A Covid test that is 95% accurate? How helpful is that?
Imagine a test that was always positive no matter whether the patient had the infection or not. It would be correct at least some of the time. So would a test that was always negative regardless of whether the patient was infected. How often these tests were correct would depend on how many people were actually infected. The more people who are infected then the more times the ‘always positive’ test gets it right.
That fact doesn’t change when the tests get it right 95% of the time. Imagine a scenario where 5% of the population, that’s 1 in 20 people, are infected. Then, 5% of those people (actually positive) test negative. Also 5% of those who are not infected test positive.
Of every 100,000 people tested, only five thousand people will be infected. But 5% of the 95,000 who are not infected will test positive (4,750). Of the 5,000 who are infected, 4,750 will test positive. So of the 9,500 people testing positive, only 4,750 people (50%) will be infected, the rest are ‘false alarms’; false positives.
In this example, if you are infected then the test is likely to be correct (95%), and if you are not, then it is also likely to be correct (95%). But that’s only useful if you already know the answer which the test is supposed to provide – whether you are infected! If you only have the test result to go on, then it is 50/50 whether a positive result means you are infected.
This demonstrates that to understand a positive result we need to know certain things. Fundamentally, we need to know the probability of someone having the condition in the first place. This is called the ‘base rate’ or ‘background rate’, and is a number that affects the entire calculation shown here. Without it almost nothing useful can be determined about the probability that any random person one meets may be infected (which I think is what most people would like to know).
The base rate cannot be discovered by looking at high risk groups or any selected group; the sample must be randomly selected from the whole population. Without an estimate of the base rate decisions regarding risk are impossible. The problems with lack of a random testing programme have been highlighted by others[1],[2].
Another way of looking at the above consideration is to ask two questions;
These are different questions, and produce different answers, as discussed above.
So what has this to do with forensic DNA?
Many crimestain samples nowadays are mixtures of DNA from different people. A DNA profile is a description of the different types of DNA in an individual. We share some of these with our relatives but also can share at least a few with other people. This creates a conundrum in understanding the possible contributors to a mixture. Mixing DNA from more than one person creates new possible contributor profiles. Take the words ‘one’ and ‘two’, mix the letters and now we can make more words than the originals; net, won, ten etc.

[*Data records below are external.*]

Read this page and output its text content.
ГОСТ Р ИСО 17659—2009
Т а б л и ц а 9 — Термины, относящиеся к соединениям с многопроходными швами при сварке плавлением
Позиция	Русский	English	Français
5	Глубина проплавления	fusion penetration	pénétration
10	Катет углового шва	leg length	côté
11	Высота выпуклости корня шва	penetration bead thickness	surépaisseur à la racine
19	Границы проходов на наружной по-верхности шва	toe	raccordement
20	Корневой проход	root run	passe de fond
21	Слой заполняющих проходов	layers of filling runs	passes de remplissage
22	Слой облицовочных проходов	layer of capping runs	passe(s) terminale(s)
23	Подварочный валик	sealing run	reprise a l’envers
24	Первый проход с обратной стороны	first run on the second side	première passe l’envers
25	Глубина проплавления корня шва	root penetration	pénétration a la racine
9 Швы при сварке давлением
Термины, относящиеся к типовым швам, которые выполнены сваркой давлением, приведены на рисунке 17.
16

The same thing happens with DNA, mixing profiles produces new contributor possibilities; in fact, for standard DNA profiling billions of new ‘contributor’ profiles are possible just from the DNA of the two actual contributors. All of the profiles which are possible from the combinations in the mixture, other than the two actual contributors, are in effect ‘false positives’. Given these billions of possible contributor profiles, what is the probability that anyone selected at random from the population would ‘fit’ or have one of those profiles and therefore be considered a possible contributor? This is the ‘base rate’ – the probability of a positive test regardless of whether the person is a contributor or not – a chance match.
Current practice is many jurisdictions including the UK is to calculate a statistic called a Likelihood Ratio (LR). The LR is a test of only the suspect, not the other possible contributor profiles, assuming that the suspect is indeed a contributor. Although the LR calculation produces false positives there is no calculation of the ‘base rate’, no calculation of the probability of a suspect fitting the evidence by chance. If you happen to have one of the possible profiles that might be in the mixture, the LR will probably provide compelling evidence that the DNA could have come from you (according to those who believe the LR), even though you are not a contributor. The scope for false accusations is obvious.
Remember the two questions asked about the covid test? In DNA those become;
Back to virus testing: If the only known fact, the evidence, is the positive test result, then we have shown here that we need to know much more before we can properly interpret what it means. A positive result may be very poor evidence of infection. In DNA profiling, the evidence is the profile result. Unless we know the base rate, or probability that this is a false positive because many profile from non-contributors will also produce a ‘positive’, it is impossible to properly evaluate the result.
There is more than one explanation for the evidence, i.e. many possible contributors to the mixture. Calculating the LR involves an answer only to the first question, with respect to just the one person. It is calculating the probability of the evidence, not the hypothesis that it is the suspect’s DNA. It is ASSUMING what most people believe we are trying to prove; that the suspect’s DNA is there. This is like assuming that you already have covid before being tested.
Unfortunately, this ‘transposed conditional’ (assuming we are answering question 2) is made again and again in courts throughout the world and cause the evidence to be misunderstood.
[1] https://theconversation.com/coronavirus-country-comparisons-are-pointless-unless-we-account-for-these-biases-in-testing-135464
[3] Strictly speaking, it is the probability that the DNA came from someone other than the suspect.